Prepared Testimony of Richard S. Fuld, Jr.
Oct. 6, 2008— -- Chairman Waxman, Ranking Member Davis, and Distinguished Committee Members, We are in the midst of unprecedented turmoil in our capital markets. The problems that most believed would be contained to the mortgage markets have spread to our credit markets, our banking system, and every area of our financial system. As incredibly painful as this is for all those connected to or affected by Lehman Brothers – this financial tsunami is much bigger than any one firm or industry. Violent market reactions to a number of factors affected all of the financial system. These problems are not limited to Wall Street or even Main Street. This is a crisis for the entire global economy.

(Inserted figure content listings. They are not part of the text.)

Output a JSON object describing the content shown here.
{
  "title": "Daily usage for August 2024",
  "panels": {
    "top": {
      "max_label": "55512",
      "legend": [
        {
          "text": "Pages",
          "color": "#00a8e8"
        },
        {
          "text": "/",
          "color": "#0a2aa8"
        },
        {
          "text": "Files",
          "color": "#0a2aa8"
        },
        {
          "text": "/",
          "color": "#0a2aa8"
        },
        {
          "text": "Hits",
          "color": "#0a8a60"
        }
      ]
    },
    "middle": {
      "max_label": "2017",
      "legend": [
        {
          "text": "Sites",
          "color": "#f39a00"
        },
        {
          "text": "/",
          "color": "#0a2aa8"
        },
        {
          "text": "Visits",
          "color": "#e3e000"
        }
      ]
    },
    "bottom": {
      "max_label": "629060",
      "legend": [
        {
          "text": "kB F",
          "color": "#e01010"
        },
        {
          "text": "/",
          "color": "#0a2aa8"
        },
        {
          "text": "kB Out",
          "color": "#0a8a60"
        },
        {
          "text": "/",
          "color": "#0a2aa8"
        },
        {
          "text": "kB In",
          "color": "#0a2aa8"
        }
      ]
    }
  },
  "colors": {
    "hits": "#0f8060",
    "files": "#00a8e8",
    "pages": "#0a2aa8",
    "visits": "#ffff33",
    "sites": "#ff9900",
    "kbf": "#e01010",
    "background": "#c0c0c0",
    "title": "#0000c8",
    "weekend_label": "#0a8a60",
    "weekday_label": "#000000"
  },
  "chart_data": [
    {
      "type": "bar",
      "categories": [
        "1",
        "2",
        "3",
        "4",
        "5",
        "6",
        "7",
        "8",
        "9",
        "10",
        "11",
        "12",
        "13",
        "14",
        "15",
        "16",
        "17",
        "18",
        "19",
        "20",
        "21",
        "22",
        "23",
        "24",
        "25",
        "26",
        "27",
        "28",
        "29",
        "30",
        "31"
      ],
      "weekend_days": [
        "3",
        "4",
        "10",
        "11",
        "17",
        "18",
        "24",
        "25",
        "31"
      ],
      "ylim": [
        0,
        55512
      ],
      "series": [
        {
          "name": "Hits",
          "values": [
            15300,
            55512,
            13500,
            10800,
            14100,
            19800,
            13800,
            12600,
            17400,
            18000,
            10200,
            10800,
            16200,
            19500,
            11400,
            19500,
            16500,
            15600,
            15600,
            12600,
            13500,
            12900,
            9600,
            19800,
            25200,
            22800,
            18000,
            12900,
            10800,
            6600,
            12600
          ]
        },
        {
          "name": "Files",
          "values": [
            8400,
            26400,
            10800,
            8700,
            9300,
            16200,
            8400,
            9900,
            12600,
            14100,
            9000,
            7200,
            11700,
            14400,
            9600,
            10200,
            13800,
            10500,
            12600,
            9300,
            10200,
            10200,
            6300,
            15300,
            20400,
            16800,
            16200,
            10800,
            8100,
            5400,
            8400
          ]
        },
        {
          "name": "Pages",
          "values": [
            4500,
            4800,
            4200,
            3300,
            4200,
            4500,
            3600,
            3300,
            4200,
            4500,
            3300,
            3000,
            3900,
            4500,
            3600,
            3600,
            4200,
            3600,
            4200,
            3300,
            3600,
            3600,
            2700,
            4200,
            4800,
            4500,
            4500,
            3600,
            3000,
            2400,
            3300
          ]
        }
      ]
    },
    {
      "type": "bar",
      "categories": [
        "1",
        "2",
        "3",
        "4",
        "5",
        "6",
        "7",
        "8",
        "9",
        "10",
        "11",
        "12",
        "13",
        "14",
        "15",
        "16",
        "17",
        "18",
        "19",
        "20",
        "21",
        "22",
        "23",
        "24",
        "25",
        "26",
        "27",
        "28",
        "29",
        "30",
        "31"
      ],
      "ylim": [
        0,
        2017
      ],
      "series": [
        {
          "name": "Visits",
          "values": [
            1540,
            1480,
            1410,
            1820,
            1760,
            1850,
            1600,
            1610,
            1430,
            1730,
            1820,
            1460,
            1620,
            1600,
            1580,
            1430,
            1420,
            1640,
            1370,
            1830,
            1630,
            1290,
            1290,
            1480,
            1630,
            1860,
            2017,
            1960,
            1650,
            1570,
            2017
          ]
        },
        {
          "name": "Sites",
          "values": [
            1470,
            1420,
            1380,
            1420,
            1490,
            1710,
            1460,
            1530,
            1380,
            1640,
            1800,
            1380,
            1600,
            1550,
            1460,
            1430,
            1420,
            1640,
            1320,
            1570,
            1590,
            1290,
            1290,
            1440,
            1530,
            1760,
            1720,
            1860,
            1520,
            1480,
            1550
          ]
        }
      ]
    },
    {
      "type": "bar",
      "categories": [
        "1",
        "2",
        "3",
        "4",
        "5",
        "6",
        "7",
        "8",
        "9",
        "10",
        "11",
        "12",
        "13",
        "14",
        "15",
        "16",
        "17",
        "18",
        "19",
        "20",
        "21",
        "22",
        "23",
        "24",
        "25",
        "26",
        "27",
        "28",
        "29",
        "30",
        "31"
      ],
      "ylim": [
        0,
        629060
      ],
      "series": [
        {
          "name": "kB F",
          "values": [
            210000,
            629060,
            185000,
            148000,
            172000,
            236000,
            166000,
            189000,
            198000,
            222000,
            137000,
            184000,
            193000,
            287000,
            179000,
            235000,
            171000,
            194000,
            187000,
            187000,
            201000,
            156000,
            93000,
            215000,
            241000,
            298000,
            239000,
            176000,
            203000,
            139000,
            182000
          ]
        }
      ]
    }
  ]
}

No one realized the extent and magnitude of these problems, nor how the deterioration of mortgage-backed assets would infect other types of assets and threaten our entire system. In April 2006, Chairman Bernanke predicted that the housing market "will most likely experience a gradual cooling rather than a sharp slowdown." In March 2007, he stated "the impact on the broader economy and financial markets of the problems in the subprime market seems likely to be contained." Similarly, Secretary Paulson said in June 2007 that the crisis in the mortgage markets "will not affect the economy overall," echoing the views of the International Monetary Fund. And at Lehman Brothers' annual shareholder meeting, I too said what I absolutely believed to be true at the time – that the worst of the impact to the financial markets was behind us.
With the benefit of hindsight, I can now say that I and many others were wrong. Far from the credit crisis being contained, we now exist in a world where there are no major independent investment banks; where AIG, Fannie Mae and Freddie Mac are under government control; where we are seeing the largest bank seizures in history; and where we are struggling daily to stabilize the financial system. These events have been as stunning as they have been swift. On September 14, there were four major stand-alone investment banks, and they were considered essential for the flow of capital to and investment in American business. Within a week, there were none. Since July of this year, nine banks across the United States have been taken over by government regulators. Creditors and shareholders have lost money on their investments, employees in the financial industry – from support staff, administrative professionals, and recent college graduates to thirty-year veterans – have already lost jobs. Around our country, workers in industries dependent upon the flow of credit fear they could be next.
I will try my best to be helpful to this Committee, so that what happened to Lehman Brothers does not happen to other companies; so that their shareholders, creditors, clients and employees do not have to feel the enormous pain that our shareholders, creditors, clients and employees are feeling right now. I welcome this opportunity to be helpful to this Committee in its important work, and also to address the issues that Lehman Brothers faced. Some of the media coverage of Lehman Brothers' demise has been sensationalized – based on rumors, speculation, misunderstandings and factual errors. I believe to move forward, we first need to accurately understand how we got here.
By way of background, I am a Lehman lifer. I started 42 years ago as an intern while I was in college at the University of Colorado. I moved to New York and started working full time for Lehman Brothers in 1969, and later began taking night classes at New York University to earn my business degree. I have never left Lehman Brothers.
Founded in 1850 in Montgomery, Alabama by three brothers who ran a dry-goods store, Lehman Brothers has played a significant role in the American economy. Lehman Brothers financed the growth of railroads as Americans pushed west, and funded legendary American businesses, from Sears, Roebuck and Woolworth's to B.F. Goodrich and RCA. In 1984, Lehman Brothers was acquired by American Express and merged with Shearson. In 1994, we became independent again, after American Express spun off Lehman Brothers to its shareholders. At the time, our Firm had only 9,000 employees and $75 million in earnings.
Over the next decade, we restored the once proud Lehman Brothers name. In 1998 we joined the S&P 500 index; by 2000, we had joined the S&P 100 index. In 2002, we executed the largest financial services IPO in history. In 2004, we advised on two of the top five largest worldwide M&A deals. In 2005, we were awarded "Best Investment Bank" by Euromoney. In 2006, Barrons ranked us #1 in its annual survey of corporate performance of Fortune 500 firms. In 2007, we were ranked #1 "Most Admired Securities Firm" by Fortune. Between 2004 and 2007, we had four consecutive years of record-breaking financial results. Between 1994 and 2007, our market capitalization grew from $2 billion to $45 billion. During this period, our share price went from $5 per share to $86 per share, an average annual return for shareholders of 24.6%. We grew to more than 28,000 employees, with more than 60 offices in over 28 countries. Through a commitment to excellence and innovation, Lehman Brothers created value for its clients and investors in the United States and throughout the world.
On September 15, 2008, Lehman Brothers Holdings was forced to declare bankruptcy as a result of an extraordinary run on the bank. The Honorable James M. Peck, Bankruptcy Judge for the Southern District of New York, after the first several days of intense hearings in the bankruptcy proceedings, observed: "Lehman Brothers became a victim. In effect, the only true icon to fall in the tsunami that has befallen the credit markets. And it saddens me."